Valerie looked in his face, and saw him her slave.
“Well, if you still love me, Henri, two years hence I will be your wife; but your expression at this moment strikes me as very suspicious.”
“I swear to you that they made me drink, that false friends threw this girl on my hands, and that the whole thing is the outcome of chance!” said Montes.
“Then I am to forgive you?” she asked, with a smile.
“But you will marry, all the same?” asked the Baron, in an agony of jealousy.
“Eighty thousand francs a year!” said she, with almost comical enthusiasm. “And Crevel loves me so much that he will die of it!”

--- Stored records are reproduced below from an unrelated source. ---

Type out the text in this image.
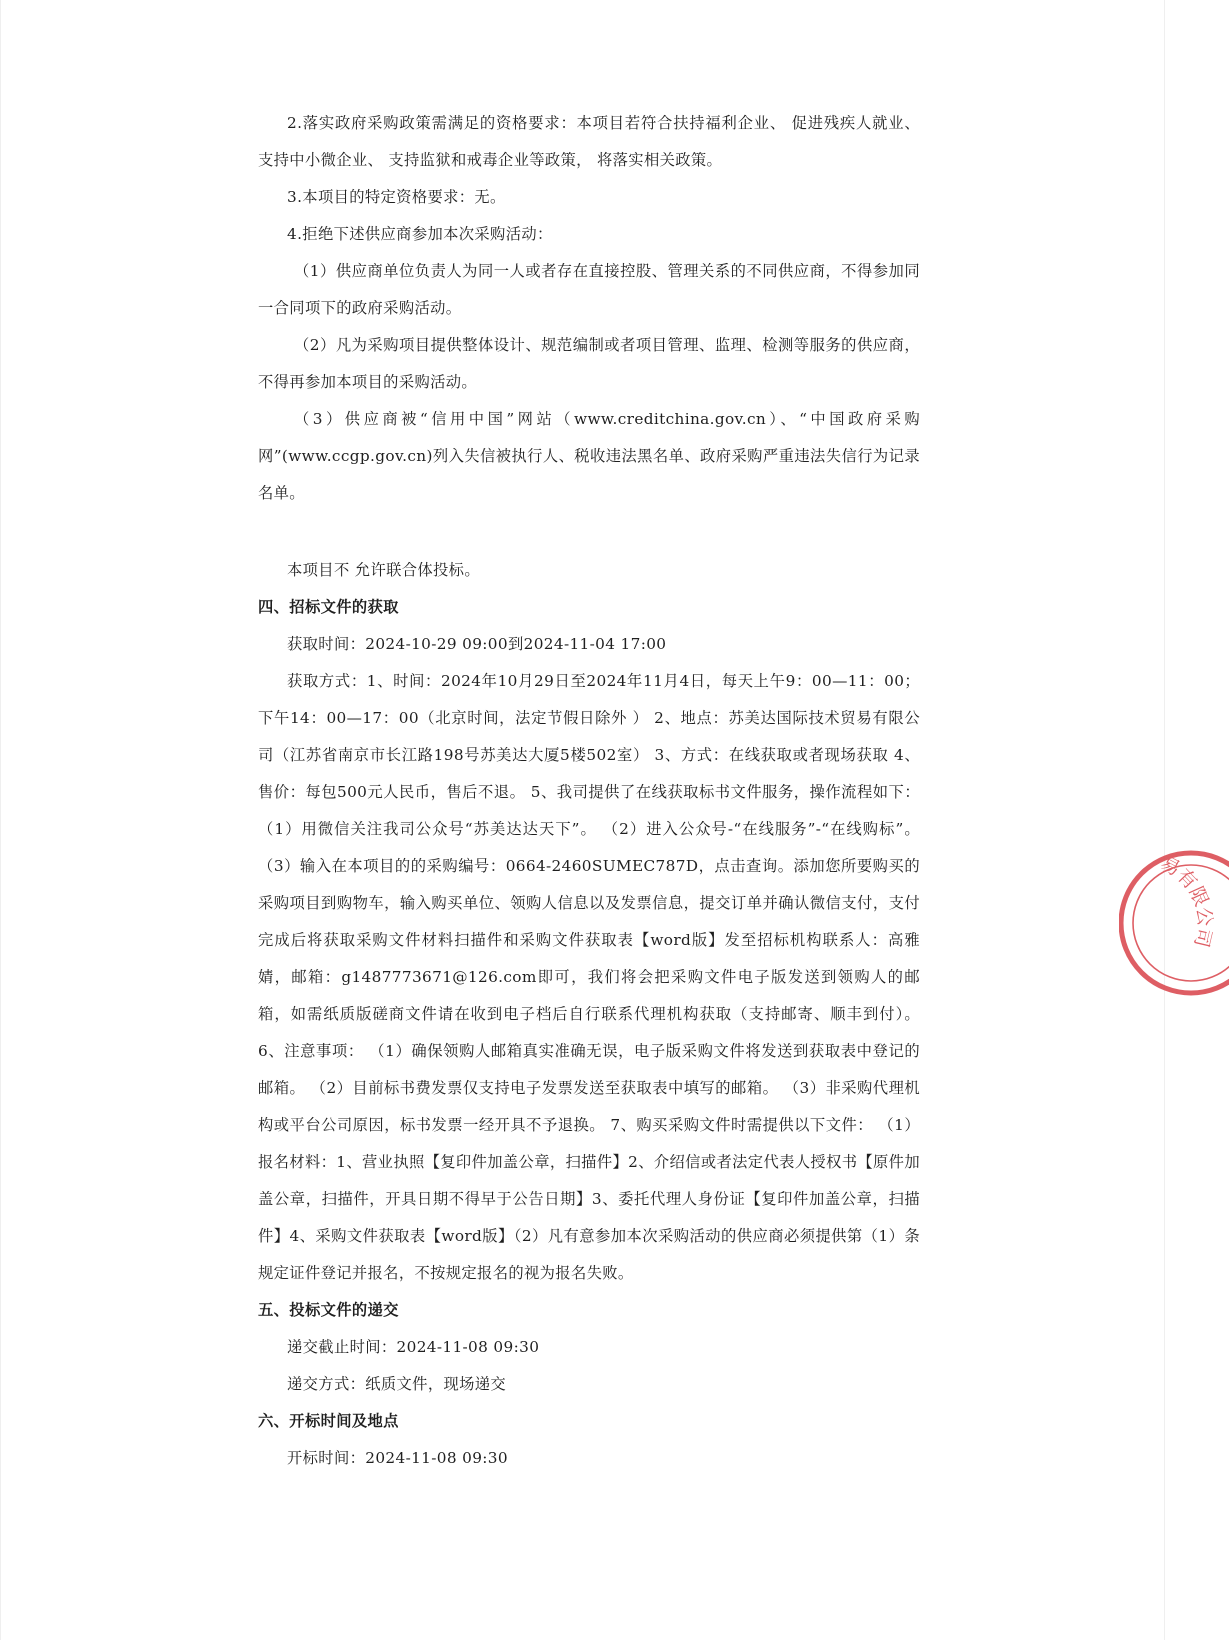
2.落实政府采购政策需满足的资格要求：本项目若符合扶持福利企业、 促进残疾人就业、 支持中小微企业、 支持监狱和戒毒企业等政策， 将落实相关政策。

3.本项目的特定资格要求：无。

4.拒绝下述供应商参加本次采购活动：

（1）供应商单位负责人为同一人或者存在直接控股、管理关系的不同供应商，不得参加同一合同项下的政府采购活动。

（2）凡为采购项目提供整体设计、规范编制或者项目管理、监理、检测等服务的供应商，不得再参加本项目的采购活动。

（3）供应商被“信用中国”网站（www.creditchina.gov.cn）、“中国政府采购网”(www.ccgp.gov.cn)列入失信被执行人、税收违法黑名单、政府采购严重违法失信行为记录名单。

本项目不 允许联合体投标。

四、招标文件的获取

获取时间：2024-10-29 09:00到2024-11-04 17:00

获取方式：1、时间：2024年10月29日至2024年11月4日，每天上午9：00—11：00；下午14：00—17：00（北京时间，法定节假日除外 ） 2、地点：苏美达国际技术贸易有限公司（江苏省南京市长江路198号苏美达大厦5楼502室） 3、方式：在线获取或者现场获取 4、售价：每包500元人民币，售后不退。 5、我司提供了在线获取标书文件服务，操作流程如下： （1）用微信关注我司公众号“苏美达达天下”。 （2）进入公众号-“在线服务”-“在线购标”。 （3）输入在本项目的的采购编号：0664-2460SUMEC787D，点击查询。添加您所要购买的采购项目到购物车，输入购买单位、领购人信息以及发票信息，提交订单并确认微信支付，支付完成后将获取采购文件材料扫描件和采购文件获取表【word版】发至招标机构联系人：高雅婧，邮箱：g1487773671@126.com即可，我们将会把采购文件电子版发送到领购人的邮箱，如需纸质版磋商文件请在收到电子档后自行联系代理机构获取（支持邮寄、顺丰到付）。 6、注意事项： （1）确保领购人邮箱真实准确无误，电子版采购文件将发送到获取表中登记的邮箱。 （2）目前标书费发票仅支持电子发票发送至获取表中填写的邮箱。 （3）非采购代理机构或平台公司原因，标书发票一经开具不予退换。 7、购买采购文件时需提供以下文件： （1）报名材料：1、营业执照【复印件加盖公章，扫描件】2、介绍信或者法定代表人授权书【原件加盖公章，扫描件，开具日期不得早于公告日期】3、委托代理人身份证【复印件加盖公章，扫描件】4、采购文件获取表【word版】（2）凡有意参加本次采购活动的供应商必须提供第（1）条规定证件登记并报名，不按规定报名的视为报名失败。

五、投标文件的递交

递交截止时间：2024-11-08 09:30

递交方式：纸质文件，现场递交

六、开标时间及地点

开标时间：2024-11-08 09:30

易有限公司
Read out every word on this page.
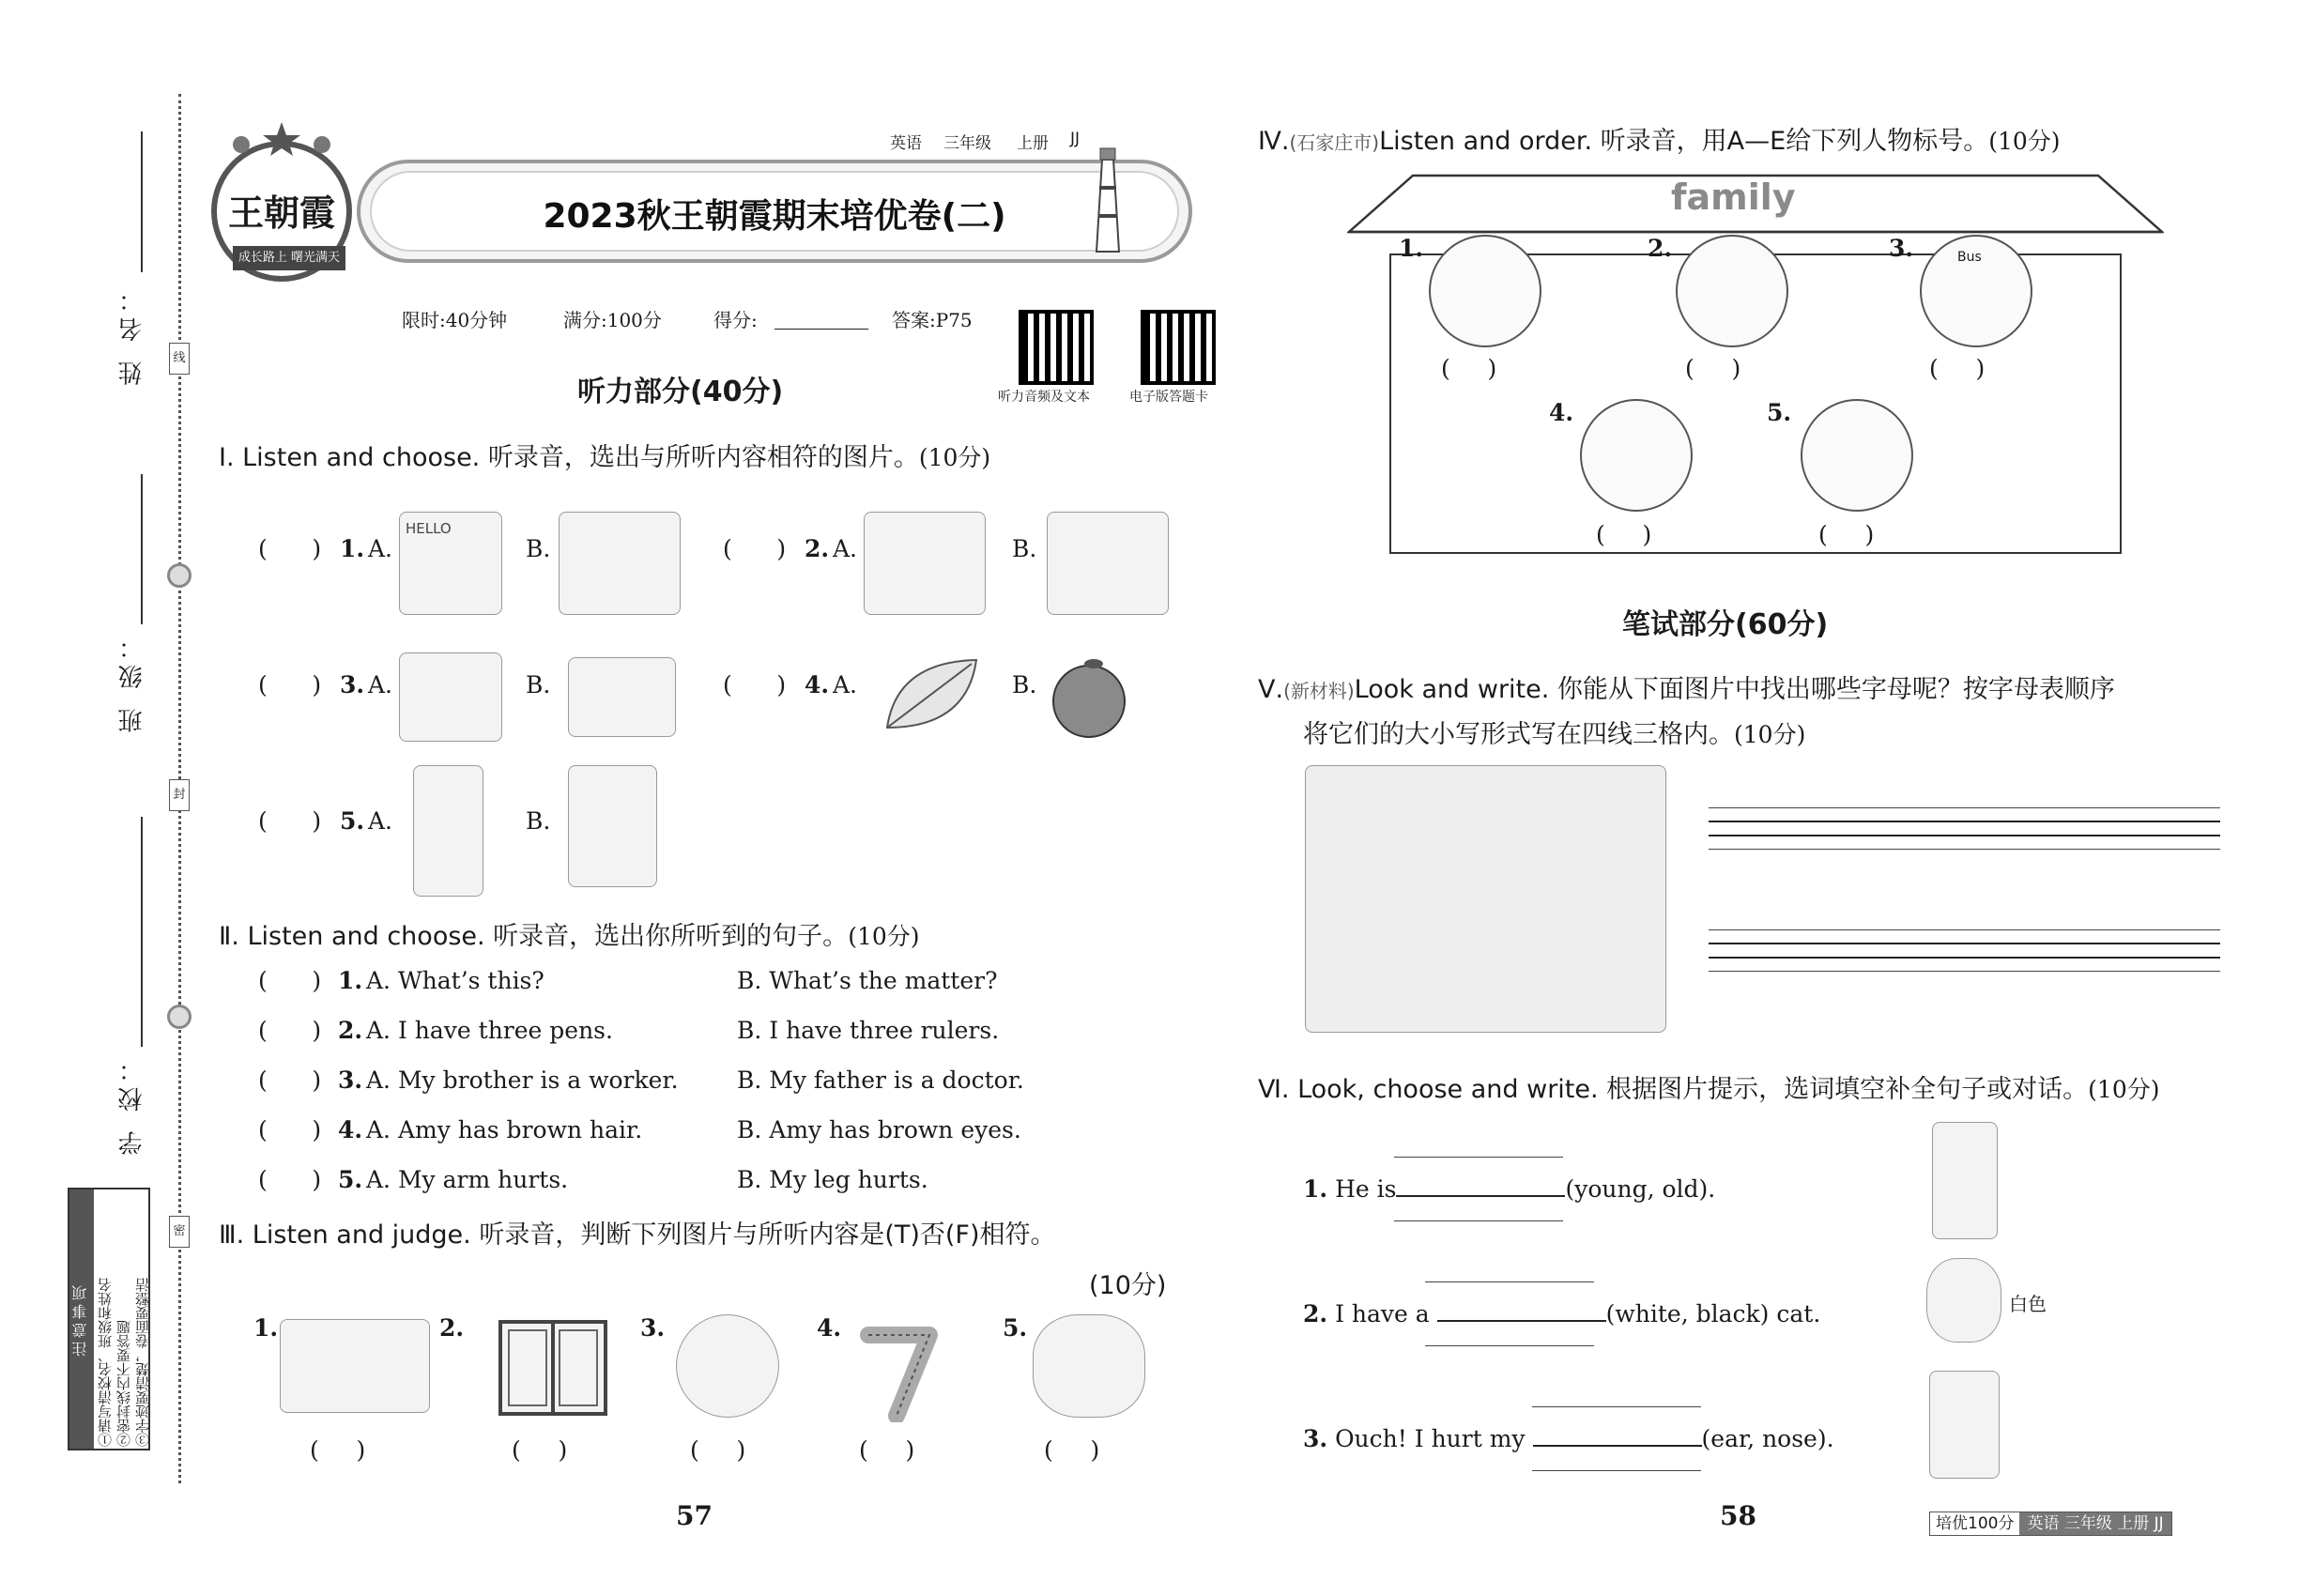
姓 名：
班 级：
学 校：
线
封
密
注意事项 ①请写清校名、班级和姓名 ②密封线内不要答题 ③字迹要清楚，卷面要整洁
王朝霞
成长路上 曙光满天
英语 三年级 上册 JJ
2023秋王朝霞期末培优卷(二)
限时:40分钟	满分:100分	得分:	答案:P75
听力音频及文本	电子版答题卡
听力部分(40分)
Ⅰ. Listen and choose. 听录音，选出与所听内容相符的图片。(10分)
(      ) 1. A.
HELLO
B.	(      ) 2. A.	B.
(      ) 3. A.	B.	(      ) 4. A.	B.
(      ) 5. A.	B.
Ⅱ. Listen and choose. 听录音，选出你所听到的句子。(10分)
(      ) 1. A. What’s this?	B. What’s the matter?
(      ) 2. A. I have three pens.	B. I have three rulers.
(      ) 3. A. My brother is a worker. B. My father is a doctor.
(      ) 4. A. Amy has brown hair.	B. Amy has brown eyes.
(      ) 5. A. My arm hurts.	B. My leg hurts.
Ⅲ. Listen and judge. 听录音，判断下列图片与所听内容是(T)否(F)相符。
(10分)
1.
(     )
2.
(     )
3.
(     )
4.
(     )
5.
(     )
57
Ⅳ.(石家庄市)Listen and order. 听录音，用A—E给下列人物标号。(10分)
family
1.
(     )
2.
(     )
3.	Bus
(     )
4.
(     )
5.
(     )
笔试部分(60分)
Ⅴ.(新材料)Look and write. 你能从下面图片中找出哪些字母呢？按字母表顺序
将它们的大小写形式写在四线三格内。(10分)
Ⅵ. Look, choose and write. 根据图片提示，选词填空补全句子或对话。(10分)
1. He is	(young, old).
2. I have a	(white, black) cat.	白色
3. Ouch! I hurt my	(ear, nose).
58	培优100分 英语 三年级 上册 JJ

“Ah! I understand,” said Montes.
“Well, then, in a few days we will come to an understanding,” said she.
And she departed triumphant.
“I have no scruples,” thought the Baron, standing transfixed for a few minutes. “What! That woman believes she can make use of his passion to be quit of that dolt, as she counted on Marneffe’s decease!—I shall be the instrument of divine wrath.”
Two days later those of du Tillet’s guests who had demolished Madame Marneffe tooth and nail, were seated round her table an hour after she has shed her skin and changed her name for the illustrious name of a Paris mayor. This verbal treason is one of the commonest forms of Parisian levity.